The Italian philosopher Augusto Del Noce, who came of age in the 1930s and observed with horror the emergence of Mussolini’s Fascist regime in his native country, warned that “the widespread notion that the age of totalitarianisms ended with Hitlerism and Stalinism is completely mistaken.” He explained:

The essential element of totalitarianism, in brief, lies in the refusal to recognize the difference between “brute reality” and “human reality,” so that it becomes possible to describe man, non-metaphorically, as a “raw material” or as a form of “capital.” Today this view, which used to be typical of Communist totalitarianism, has been taken up by its Western alternative, the technological society.

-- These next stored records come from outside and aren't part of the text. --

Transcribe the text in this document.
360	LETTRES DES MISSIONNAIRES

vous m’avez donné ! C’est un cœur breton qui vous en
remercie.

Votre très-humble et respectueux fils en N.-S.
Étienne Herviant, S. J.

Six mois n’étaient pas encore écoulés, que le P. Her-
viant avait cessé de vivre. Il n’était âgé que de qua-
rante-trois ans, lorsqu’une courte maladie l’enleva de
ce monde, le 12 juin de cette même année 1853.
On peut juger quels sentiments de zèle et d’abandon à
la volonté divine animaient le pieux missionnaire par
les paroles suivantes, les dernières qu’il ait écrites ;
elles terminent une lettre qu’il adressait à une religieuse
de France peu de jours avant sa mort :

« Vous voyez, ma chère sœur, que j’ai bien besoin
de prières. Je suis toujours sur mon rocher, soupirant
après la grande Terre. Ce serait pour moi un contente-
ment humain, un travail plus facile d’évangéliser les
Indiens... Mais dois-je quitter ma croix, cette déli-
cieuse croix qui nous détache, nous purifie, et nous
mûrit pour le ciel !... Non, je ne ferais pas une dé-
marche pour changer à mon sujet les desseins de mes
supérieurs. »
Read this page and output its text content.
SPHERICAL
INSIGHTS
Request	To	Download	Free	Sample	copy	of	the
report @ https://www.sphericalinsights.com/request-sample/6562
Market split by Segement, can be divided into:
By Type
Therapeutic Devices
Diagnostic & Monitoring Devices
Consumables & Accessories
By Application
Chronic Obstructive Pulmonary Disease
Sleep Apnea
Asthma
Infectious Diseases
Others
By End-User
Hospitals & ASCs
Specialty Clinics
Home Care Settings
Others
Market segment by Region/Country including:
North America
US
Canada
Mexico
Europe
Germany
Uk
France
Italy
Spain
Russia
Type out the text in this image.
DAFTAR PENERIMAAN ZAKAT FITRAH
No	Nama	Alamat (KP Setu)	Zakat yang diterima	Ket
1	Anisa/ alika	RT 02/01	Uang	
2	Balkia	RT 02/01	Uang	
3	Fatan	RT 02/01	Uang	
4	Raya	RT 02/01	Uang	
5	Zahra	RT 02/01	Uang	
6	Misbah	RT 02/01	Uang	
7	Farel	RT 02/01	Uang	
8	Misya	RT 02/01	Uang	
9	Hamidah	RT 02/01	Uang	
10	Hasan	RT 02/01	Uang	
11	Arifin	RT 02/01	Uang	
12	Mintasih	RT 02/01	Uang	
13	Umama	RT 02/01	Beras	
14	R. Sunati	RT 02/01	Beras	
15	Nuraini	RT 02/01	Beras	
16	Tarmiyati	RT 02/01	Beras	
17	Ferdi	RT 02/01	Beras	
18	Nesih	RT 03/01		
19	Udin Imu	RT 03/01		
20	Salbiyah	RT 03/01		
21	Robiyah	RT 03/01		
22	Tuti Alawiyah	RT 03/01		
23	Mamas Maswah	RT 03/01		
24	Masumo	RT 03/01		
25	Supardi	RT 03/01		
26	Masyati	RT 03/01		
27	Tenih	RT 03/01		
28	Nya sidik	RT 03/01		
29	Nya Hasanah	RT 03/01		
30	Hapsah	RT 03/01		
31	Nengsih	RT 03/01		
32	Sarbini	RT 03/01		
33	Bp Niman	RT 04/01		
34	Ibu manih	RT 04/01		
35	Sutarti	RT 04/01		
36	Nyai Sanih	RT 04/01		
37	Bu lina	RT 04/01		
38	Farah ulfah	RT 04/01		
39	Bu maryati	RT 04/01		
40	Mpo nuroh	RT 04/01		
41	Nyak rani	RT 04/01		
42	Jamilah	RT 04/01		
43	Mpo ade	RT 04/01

By technological society, Del Noce did not mean a society characterized by scientific or technological progress, but a society characterized by a view of rationality as purely instrumental. Human reason, on this view, is unable to grasp ideas that go beyond brute empirical facts: we are incapable of discovering transcendent truths. Reason is merely a pragmatic tool, a useful instrument for accomplishing our purposes, but nothing more. Totalitarian ideologies deny that all human beings participate in a shared rationality. We therefore cannot really talk to one another: it is impossible to deliberate or debate civilly in a shared pursuit of truth. Reasoned persuasion has no place. Totalitarian regimes always monopolize what counts as “rational” and therefore what one is permitted to say publicly.